I am a member of the Glasgow Lab for Intersex, Non-Binary and Trans Studies (GLINTS) and of the Centre for Gender History.
Research interests
I am a historian of gender and sexuality predominantly in nineteenth- and twentieth-century Britain. My research focuses on the categories that people have used to make sense of, categorise, and regulate gender and sexuality; how these have changed over time; what intellectual sources informed their ideas; how these ideas have interacted with the structures of the state and other regulatory institutions; and what the experiences of members of gender and sexual minority communities can tell us about the broader logics that govern gender and sexuality in the modern West.
My first book, Teaching Gender: The British University and the Rise of Heterosexuality, 1860–1939, was published by Oxford University Press in 2025. Teaching Gender explains the construction of the male/female and hetero/homo binaries in early-twentieth-century Britain through the improbable but illuminating lens of higher education reform. Drawing on extensive research in the archives of ten colleges and universities across England and Scotland, I show that the nationalisation and centralisation of higher education at the turn of the twentieth century resulted incidentally in coeducation, over the protest of feminist activists who supported gender segregation; that students’ negotiation of cross-gender interaction in coeducational universities ultimately led them to identify heterosexuality as a seemingly less fraught paradigm than more gender-neutral conceptions of 'corporate life'; and that single-sex men’s and women’s colleges, though increasingly marginal, became important sites for the theorisation of life paths and identities outside the heterosexual norm. Through detailed recovery both of political and financial decision-making and of the experiences and emotions of faculty, students, administrators, donors, and national politicians, I paint a vivid and resonant picture of the university campus as a key site for the transmission of norms around gender and sexuality.

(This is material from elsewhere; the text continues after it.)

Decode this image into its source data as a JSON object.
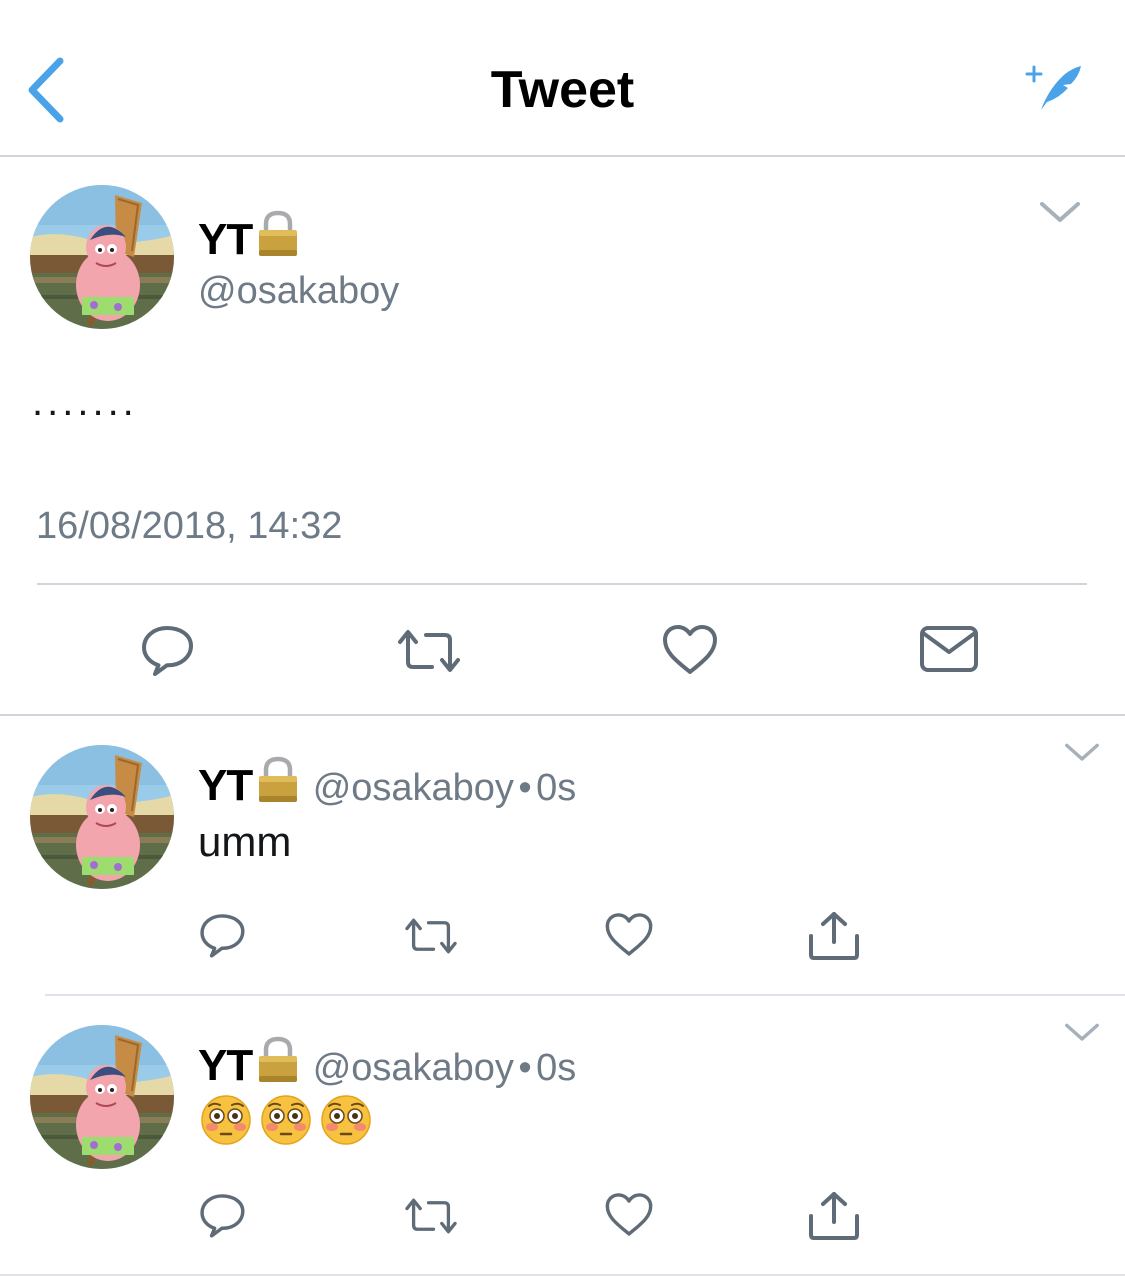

I am currently working on an experimental intellectual history project about John Addington Symonds, Eve Kosofsky Sedgwick, and trans-inclusive gay male histories; and on a book-length survey of British LGBTQ+ history 1820–present that explores the relationship between queer and trans life and the UK state. I also maintain an active interest in queer classical reception, am becoming increasingly interested in the history of the internet, and might someday write something about LGBTQ+ young people and the debates around the equalisation of the age of consent in late-twentieth-century Britain.
Supervision
I welcome enquiries from prospective PGR students with interests in modern British gender, sexuality and LGBTQ+ history.
- Brown, Ashley
Fraternity, feuds, and the academic bubble: Masculinities at Scotland’s universities between 1560-1606
Teaching
Honours
- British LGBTQ+ History
- Becoming a Historian (Junior Honours core course)
PGT
- Approaches to Queer and Trans Histories
- Gender, Politics and Power (MSc Gender History core course)
- I convene the MSc Gender History and the MSc Global Gender History (DL).